Repository is no longer maintained.
We've moved away from Zookeeper and no longer have this project running in our codebase. No community has been established and too many issues have not been resolved in this project. Therefore we have decided to archive this project. We'll keep it on this location for those wanting it as reference but that's it.
What is Curator?
Curator n ˈkyoor͝ˌātər: a keeper or custodian of a museum or other collection - A ZooKeeper Keeper.
What is curator-go?
Curator-go is a Golang porting for Curator, which base on the go-zookeeper.
Getting Started
Learn ZooKeeper
Curator-go users are assumed to know ZooKeeper. A good place to start is ZooKeeper Getting Started Guide
Install Curator-go
$ go get github.com/curator-go/curator
Using Curator
Curator-go is available from github.com. You can easily include Curator-go into your code.
import (
"github.com/curator-go/curator"
)
Getting a Connection
Curator uses Fluent Style. If you haven't used this before, it might seem odd so it's suggested that you familiarize yourself with the style.
Curator connection instances (CuratorFramework) are allocated from the CuratorFrameworkBuilder. You only need one CuratorFramework object for each ZooKeeper cluster you are connecting to:
curator.NewClient(connString, retryPolicy)
This will create a connection to a ZooKeeper cluster using default values. The only thing that you need to specify is the retry policy. For most cases, you should use:
retryPolicy := curator.NewExponentialBackoffRetry(time.Second, 3, 15*time.Second)
client := curator.NewClient(connString, retryPolicy)
client.Start()
defer client.Close()
The client must be started (and closed when no longer needed).
Calling ZooKeeper Directly
Once you have a CuratorFramework instance, you can make direct calls to ZooKeeper in a similar way to using the raw ZooKeeper object provided in the ZooKeeper distribution. E.g.:
client.Create().ForPathWithData(path, payload)
The benefit here is that Curator manages the ZooKeeper connection and will retry operations if there are connection problems.
Recipes
Distributed Lock
lock := curator.NewInterProcessMutex(client, lockPath)

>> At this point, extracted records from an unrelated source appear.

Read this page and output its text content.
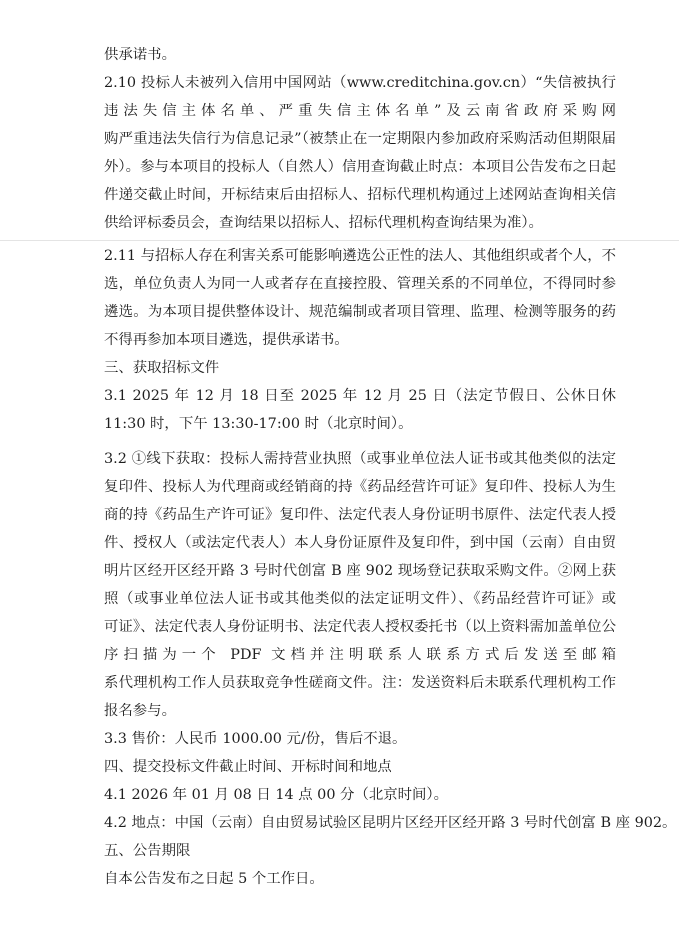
供承诺书。
2.10 投标人未被列入信用中国网站（www.creditchina.gov.cn）“失信被执行
违法失信主体名单、严重失信主体名单”及云南省政府采购网
购严重违法失信行为信息记录”（被禁止在一定期限内参加政府采购活动但期限届
外）。参与本项目的投标人（自然人）信用查询截止时点：本项目公告发布之日起
件递交截止时间，开标结束后由招标人、招标代理机构通过上述网站查询相关信
供给评标委员会，查询结果以招标人、招标代理机构查询结果为准）。
2.11 与招标人存在利害关系可能影响遴选公正性的法人、其他组织或者个人，不
选，单位负责人为同一人或者存在直接控股、管理关系的不同单位，不得同时参
遴选。为本项目提供整体设计、规范编制或者项目管理、监理、检测等服务的药
不得再参加本项目遴选，提供承诺书。
三、获取招标文件
3.1 2025 年 12 月 18 日至 2025 年 12 月 25 日（法定节假日、公休日休
11:30 时，下午 13:30-17:00 时（北京时间）。
3.2 ①线下获取：投标人需持营业执照（或事业单位法人证书或其他类似的法定
复印件、投标人为代理商或经销商的持《药品经营许可证》复印件、投标人为生
商的持《药品生产许可证》复印件、法定代表人身份证明书原件、法定代表人授
件、授权人（或法定代表人）本人身份证原件及复印件，到中国（云南）自由贸
明片区经开区经开路 3 号时代创富 B 座 902 现场登记获取采购文件。②网上获
照（或事业单位法人证书或其他类似的法定证明文件）、《药品经营许可证》或
可证》、法定代表人身份证明书、法定代表人授权委托书（以上资料需加盖单位公
序扫描为一个 PDF 文档并注明联系人联系方式后发送至邮箱
系代理机构工作人员获取竞争性磋商文件。注：发送资料后未联系代理机构工作
报名参与。
3.3 售价：人民币 1000.00 元/份，售后不退。
四、提交投标文件截止时间、开标时间和地点
4.1 2026 年 01 月 08 日 14 点 00 分（北京时间）。
4.2 地点：中国（云南）自由贸易试验区昆明片区经开区经开路 3 号时代创富 B 座 902。
五、公告期限
自本公告发布之日起 5 个工作日。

if ( lock.Acquire(maxWait, waitUnit) )
{
defer lock.Release()
// do some work inside of the critical section here
}
Leader Election
listener := curator.NewLeaderSelectorListener(func(CuratorFramework client) error {
// this callback will get called when you are the leader
// do whatever leader work you need to and only exit
// this method when you want to relinquish leadership
}))
selector := curator.NewLeaderSelector(client, path, listener)
selector.AutoRequeue() // not required, but this is behavior that you will probably expect
selector.Start()
Examples
This module contains example usages of various Curator features. Each directory in the module is a separate example.
- leader Example leader selector code
- cache Example PathChildrenCache usage
- locking Example of using InterProcessMutex
- discovery Example usage of the Curator's ServiceDiscovery
- framework A few examples of how to use the CuratorFramework class
See the examples source repo for each example.
Components
- Recipes Implementations of some of the common ZooKeeper "recipes". The implementations are built on top of the Curator Framework.
- Framework The Curator Framework is a high-level API that greatly simplifies using ZooKeeper. It adds many features that build on ZooKeeper and handles the complexity of managing connections to the ZooKeeper cluster and retrying operations.
- Utilities Various utilities that are useful when using ZooKeeper.
- Client A replacement for the bundled ZooKeeper class that takes care of some low-level housekeeping and provides some useful utilities.
- Errors How Curator deals with errors, connection issues, recoverable exceptions, etc.